What were the high-level microarchitectural differences between P4 and Core2 that resulted in the substantial boost in IPC at the time?
Being that this occurred nearly 5yrs ago I have surprisingly (or not) little recollection of "why" P4 was such a cluster-f whereas Core2 turned out to be the bee's knees.
And given that info, what would it take (microarchitecture-wise) to provide a similar boost in IPC over westmere? 1-cycle L1$?
A lot.
Pipeline stages-
The original Willamette(and Northwood too) CPU had 20 pipelines when there was a hit on the Trace Cache. From what I read there were 8 more stages when it was a "miss". The number of pipeline stage didn't affect it enough to make all the differences in performance, but indirectly I guess you can say it did.*
Trace Cache-
Usually when performance features are added, it isn't done to replace whatever it exists, but in the Pentium 4's case, it did. When there's a miss on the Trace Cache, it has only 1 decoder to fall back to, and essentially turns into a 1-issue CPU. I know there's jokes regarding how ILP era ended and such, but 1-issue is a problem.
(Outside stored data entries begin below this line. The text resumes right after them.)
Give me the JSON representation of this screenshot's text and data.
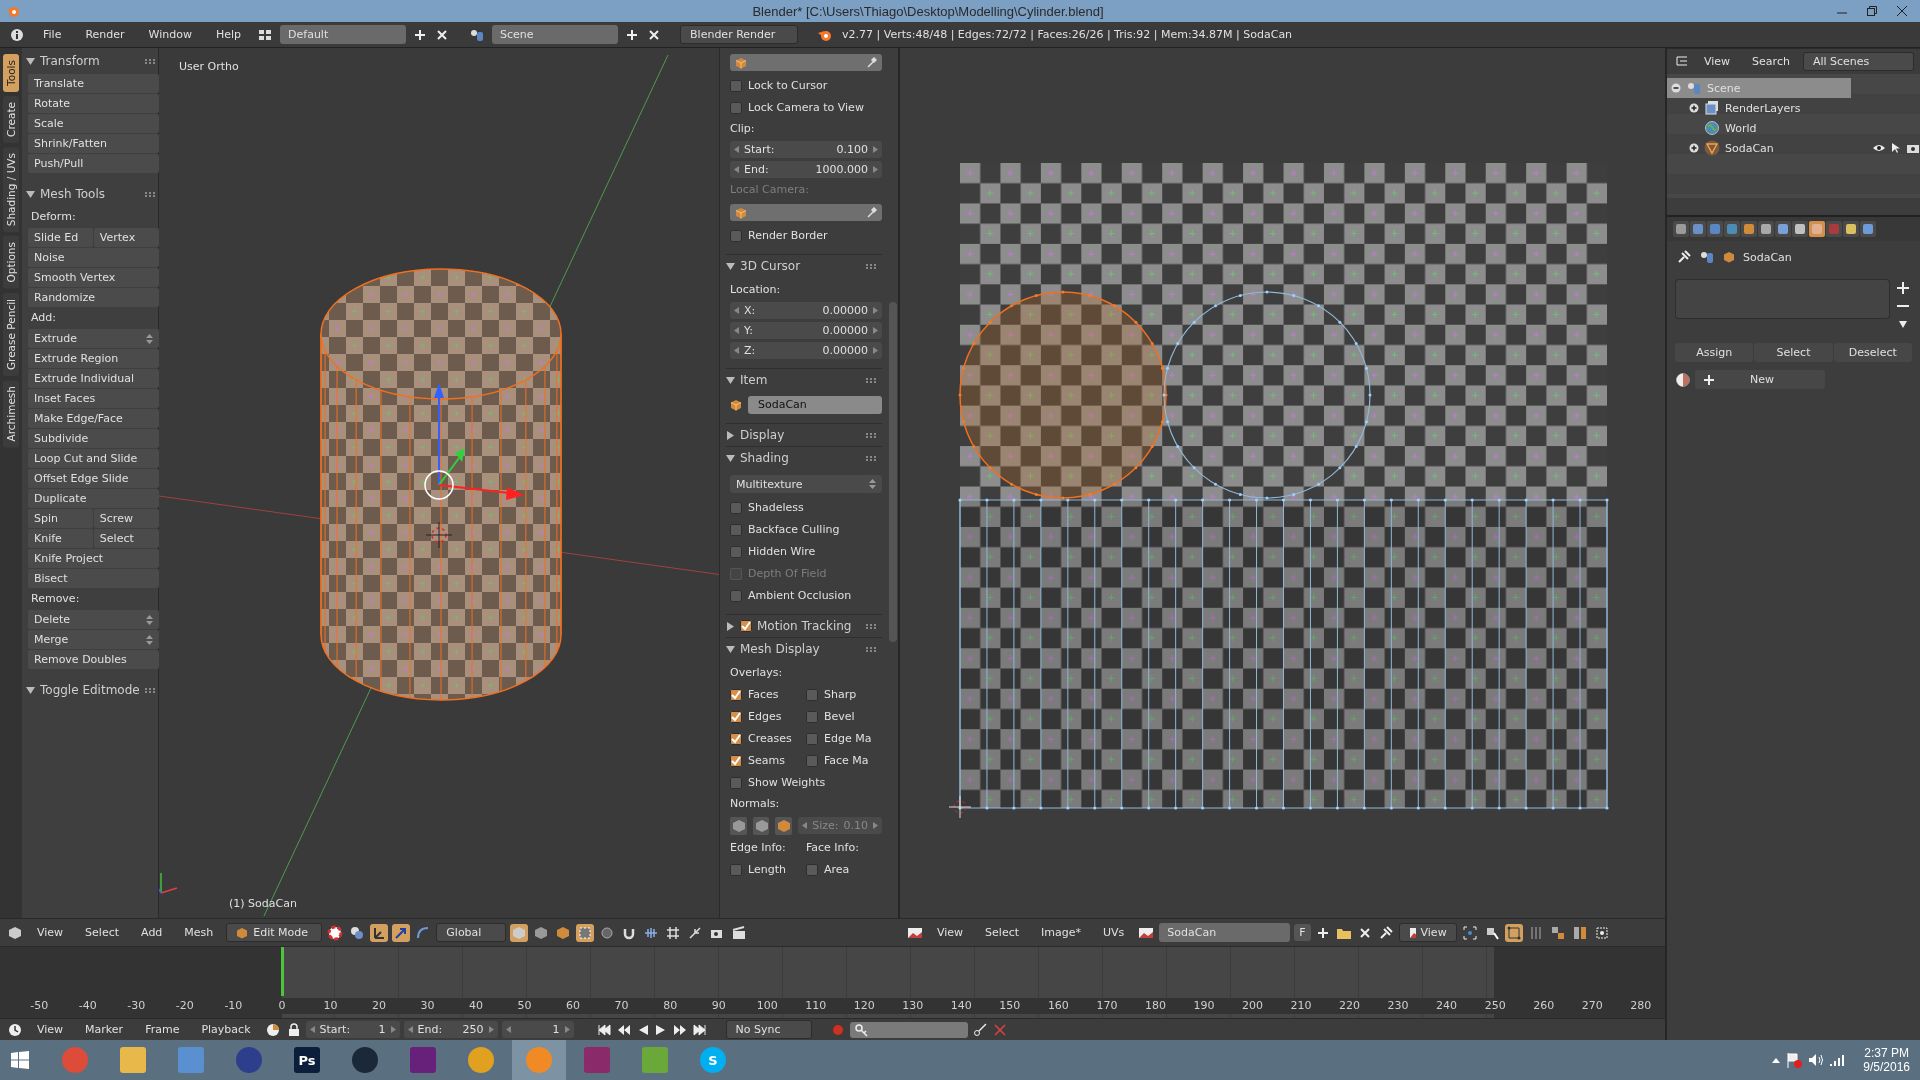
{
  "window": {
    "title": "Blender* [C:\\Users\\Thiago\\Desktop\\Modelling\\Cylinder.blend]"
  },
  "info_header": {
    "menus": [
      "File",
      "Render",
      "Window",
      "Help"
    ],
    "layout": "Default",
    "scene": "Scene",
    "engine": "Blender Render",
    "stats": "v2.77 | Verts:48/48 | Edges:72/72 | Faces:26/26 | Tris:92 | Mem:34.87M | SodaCan"
  },
  "tool_tabs": [
    {
      "label": "Tools",
      "selected": true
    },
    {
      "label": "Create",
      "selected": false
    },
    {
      "label": "Shading / UVs",
      "selected": false
    },
    {
      "label": "Options",
      "selected": false
    },
    {
      "label": "Grease Pencil",
      "selected": false
    },
    {
      "label": "Archimesh",
      "selected": false
    }
  ],
  "toolshelf": [
    {
      "title": "Transform",
      "expanded": true,
      "items": [
        {
          "kind": "button",
          "text": "Translate"
        },
        {
          "kind": "button",
          "text": "Rotate"
        },
        {
          "kind": "button",
          "text": "Scale"
        },
        {
          "kind": "button",
          "text": "Shrink/Fatten"
        },
        {
          "kind": "button",
          "text": "Push/Pull"
        }
      ]
    },
    {
      "title": "Mesh Tools",
      "expanded": true,
      "items": [
        {
          "kind": "label",
          "text": "Deform:"
        },
        {
          "kind": "pair",
          "texts": [
            "Slide Ed",
            "Vertex"
          ]
        },
        {
          "kind": "button",
          "text": "Noise"
        },
        {
          "kind": "button",
          "text": "Smooth Vertex"
        },
        {
          "kind": "button",
          "text": "Randomize"
        },
        {
          "kind": "label",
          "text": "Add:"
        },
        {
          "kind": "dropdown",
          "text": "Extrude"
        },
        {
          "kind": "button",
          "text": "Extrude Region"
        },
        {
          "kind": "button",
          "text": "Extrude Individual"
        },
        {
          "kind": "button",
          "text": "Inset Faces"
        },
        {
          "kind": "button",
          "text": "Make Edge/Face"
        },
        {
          "kind": "button",
          "text": "Subdivide"
        },
        {
          "kind": "button",
          "text": "Loop Cut and Slide"
        },
        {
          "kind": "button",
          "text": "Offset Edge Slide"
        },
        {
          "kind": "button",
          "text": "Duplicate"
        },
        {
          "kind": "pair",
          "texts": [
            "Spin",
            "Screw"
          ]
        },
        {
          "kind": "pair",
          "texts": [
            "Knife",
            "Select"
          ]
        },
        {
          "kind": "button",
          "text": "Knife Project"
        },
        {
          "kind": "button",
          "text": "Bisect"
        },
        {
          "kind": "label",
          "text": "Remove:"
        },
        {
          "kind": "dropdown",
          "text": "Delete"
        },
        {
          "kind": "dropdown",
          "text": "Merge"
        },
        {
          "kind": "button",
          "text": "Remove Doubles"
        }
      ]
    },
    {
      "title": "Toggle Editmode",
      "expanded": true
    }
  ],
  "viewport": {
    "view_label": "User Ortho",
    "object_label": "(1) SodaCan"
  },
  "n_panel": [
    {
      "items": [
        {
          "kind": "object-field"
        },
        {
          "kind": "checkbox",
          "label": "Lock to Cursor",
          "checked": false,
          "disabled": false
        },
        {
          "kind": "checkbox",
          "label": "Lock Camera to View",
          "checked": false,
          "disabled": false
        },
        {
          "kind": "label",
          "text": "Clip:",
          "disabled": false
        },
        {
          "kind": "number",
          "label": "Start:",
          "value": "0.100"
        },
        {
          "kind": "number",
          "label": "End:",
          "value": "1000.000"
        },
        {
          "kind": "label",
          "text": "Local Camera:",
          "disabled": true
        },
        {
          "kind": "object-field"
        },
        {
          "kind": "checkbox",
          "label": "Render Border",
          "checked": false,
          "disabled": false
        }
      ]
    },
    {
      "title": "3D Cursor",
      "expanded": true,
      "items": [
        {
          "kind": "label",
          "text": "Location:",
          "disabled": false
        },
        {
          "kind": "number",
          "label": "X:",
          "value": "0.00000"
        },
        {
          "kind": "number",
          "label": "Y:",
          "value": "0.00000"
        },
        {
          "kind": "number",
          "label": "Z:",
          "value": "0.00000"
        }
      ]
    },
    {
      "title": "Item",
      "expanded": true,
      "items": [
        {
          "kind": "name-field",
          "value": "SodaCan"
        }
      ]
    },
    {
      "title": "Display",
      "expanded": false
    },
    {
      "title": "Shading",
      "expanded": true,
      "items": [
        {
          "kind": "dropdown",
          "text": "Multitexture"
        },
        {
          "kind": "checkbox",
          "label": "Shadeless",
          "checked": false,
          "disabled": false
        },
        {
          "kind": "checkbox",
          "label": "Backface Culling",
          "checked": false,
          "disabled": false
        },
        {
          "kind": "checkbox",
          "label": "Hidden Wire",
          "checked": false,
          "disabled": false
        },
        {
          "kind": "checkbox",
          "label": "Depth Of Field",
          "checked": false,
          "disabled": true
        },
        {
          "kind": "checkbox",
          "label": "Ambient Occlusion",
          "checked": false,
          "disabled": false
        }
      ]
    },
    {
      "title": "Motion Tracking",
      "expanded": false,
      "checked": true
    },
    {
      "title": "Mesh Display",
      "expanded": true,
      "items": [
        {
          "kind": "label",
          "text": "Overlays:",
          "disabled": false
        },
        {
          "kind": "checkbox-pair",
          "boxes": [
            {
              "label": "Faces",
              "checked": true
            },
            {
              "label": "Sharp",
              "checked": false
            }
          ]
        },
        {
          "kind": "checkbox-pair",
          "boxes": [
            {
              "label": "Edges",
              "checked": true
            },
            {
              "label": "Bevel",
              "checked": false
            }
          ]
        },
        {
          "kind": "checkbox-pair",
          "boxes": [
            {
              "label": "Creases",
              "checked": true
            },
            {
              "label": "Edge Ma",
              "checked": false
            }
          ]
        },
        {
          "kind": "checkbox-pair",
          "boxes": [
            {
              "label": "Seams",
              "checked": true
            },
            {
              "label": "Face Ma",
              "checked": false
            }
          ]
        },
        {
          "kind": "checkbox",
          "label": "Show Weights",
          "checked": false,
          "disabled": false
        },
        {
          "kind": "label",
          "text": "Normals:",
          "disabled": false
        },
        {
          "kind": "normals",
          "size_label": "Size:",
          "size": "0.10"
        },
        {
          "kind": "label-pair",
          "texts": [
            "Edge Info:",
            "Face Info:"
          ]
        },
        {
          "kind": "checkbox-pair",
          "boxes": [
            {
              "label": "Length",
              "checked": false
            },
            {
              "label": "Area",
              "checked": false
            }
          ]
        }
      ]
    }
  ],
  "view3d_header": {
    "menus": [
      "View",
      "Select",
      "Add",
      "Mesh"
    ],
    "mode": "Edit Mode",
    "orientation": "Global"
  },
  "uv_header": {
    "menus": [
      "View",
      "Select",
      "Image*",
      "UVs"
    ],
    "image": "SodaCan",
    "fake_user": "F",
    "view_mode": "View"
  },
  "timeline": {
    "ticks": [
      "-50",
      "-40",
      "-30",
      "-20",
      "-10",
      "0",
      "10",
      "20",
      "30",
      "40",
      "50",
      "60",
      "70",
      "80",
      "90",
      "100",
      "110",
      "120",
      "130",
      "140",
      "150",
      "160",
      "170",
      "180",
      "190",
      "200",
      "210",
      "220",
      "230",
      "240",
      "250",
      "260",
      "270",
      "280"
    ]
  },
  "timeline_header": {
    "menus": [
      "View",
      "Marker",
      "Frame",
      "Playback"
    ],
    "start_label": "Start:",
    "start": "1",
    "end_label": "End:",
    "end": "250",
    "current": "1",
    "sync": "No Sync"
  },
  "outliner": {
    "menus": [
      "View",
      "Search"
    ],
    "filter": "All Scenes",
    "tree": [
      {
        "label": "Scene",
        "kind": "scene",
        "selected": true,
        "expanded": true,
        "children": [
          {
            "label": "RenderLayers",
            "kind": "render-layers",
            "selected": false,
            "expanded": false
          },
          {
            "label": "World",
            "kind": "world",
            "selected": false
          },
          {
            "label": "SodaCan",
            "kind": "mesh-object",
            "selected": false,
            "expanded": false
          }
        ]
      }
    ]
  },
  "properties": {
    "tabs": [
      {
        "color": "#9a9a9a",
        "selected": false
      },
      {
        "color": "#6d8fc8",
        "selected": false
      },
      {
        "color": "#5b86c4",
        "selected": false
      },
      {
        "color": "#4c8cb4",
        "selected": false
      },
      {
        "color": "#d08a3c",
        "selected": false
      },
      {
        "color": "#a8a8a8",
        "selected": false
      },
      {
        "color": "#7ba0d6",
        "selected": false
      },
      {
        "color": "#c0c0c0",
        "selected": false
      },
      {
        "color": "#e0b090",
        "selected": true
      },
      {
        "color": "#a83c3c",
        "selected": false
      },
      {
        "color": "#d8c060",
        "selected": false
      },
      {
        "color": "#6d9ad8",
        "selected": false
      }
    ],
    "breadcrumb": "SodaCan",
    "buttons": [
      "Assign",
      "Select",
      "Deselect"
    ],
    "new_label": "New"
  },
  "taskbar": {
    "apps": [
      {
        "kind": "round",
        "color": "#dd4b39",
        "selected": false
      },
      {
        "kind": "tile",
        "color": "#e8b84a",
        "selected": false
      },
      {
        "kind": "tile",
        "color": "#5a8fd0",
        "selected": false
      },
      {
        "kind": "round",
        "color": "#2c3e8c",
        "selected": false
      },
      {
        "kind": "tile",
        "color": "#0b1e3a",
        "glyph": "Ps",
        "selected": false
      },
      {
        "kind": "round",
        "color": "#1b2838",
        "selected": false
      },
      {
        "kind": "tile",
        "color": "#68217a",
        "selected": false
      },
      {
        "kind": "round",
        "color": "#e0a020",
        "selected": false
      },
      {
        "kind": "round",
        "color": "#f08a24",
        "selected": true
      },
      {
        "kind": "tile",
        "color": "#8a2a6a",
        "selected": false
      },
      {
        "kind": "tile",
        "color": "#6aa83a",
        "selected": false
      },
      {
        "kind": "round",
        "color": "#00aff0",
        "glyph": "S",
        "selected": false
      }
    ],
    "time": "2:37 PM",
    "date": "9/5/2016"
  }
}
Trace Cache also worked in place of the L1 I cache, because Pentium 4 did not have one.
Execution Units-
There was a lot that Intel did to save die space on the Pentium 4. There was 3 ALUs on the Pentium 4, 1 Full "slow" ALU that ran at clock speed, and 2 Simple "fast" ALU which ran at 2x the clock speed. Trace Cache can only feed 6 instructions every 2 cycles which means it might not be able to feed when two fast ALU worked at once. Although that should be a small thing.
Misc-
*And then there's replay. Because of the pipeline stages were so long they needed very aggressive speculation to keep the pipeline fed with data. Replay is essentially a "clone" pipeline that was brought to work in case that speculation failed. I read although the idea itself was nice it brought various problems, one for example which could effectively increase pipeline stages, and thus misprediction penalty.
Replay was also thought to be the reason SMT on Pentium 4 did not work as well as it should have.
Core 2 managed to increase performance by ~90% over Pentium 4 at the same clock. To do it again compared to Westmere would be quite a sight.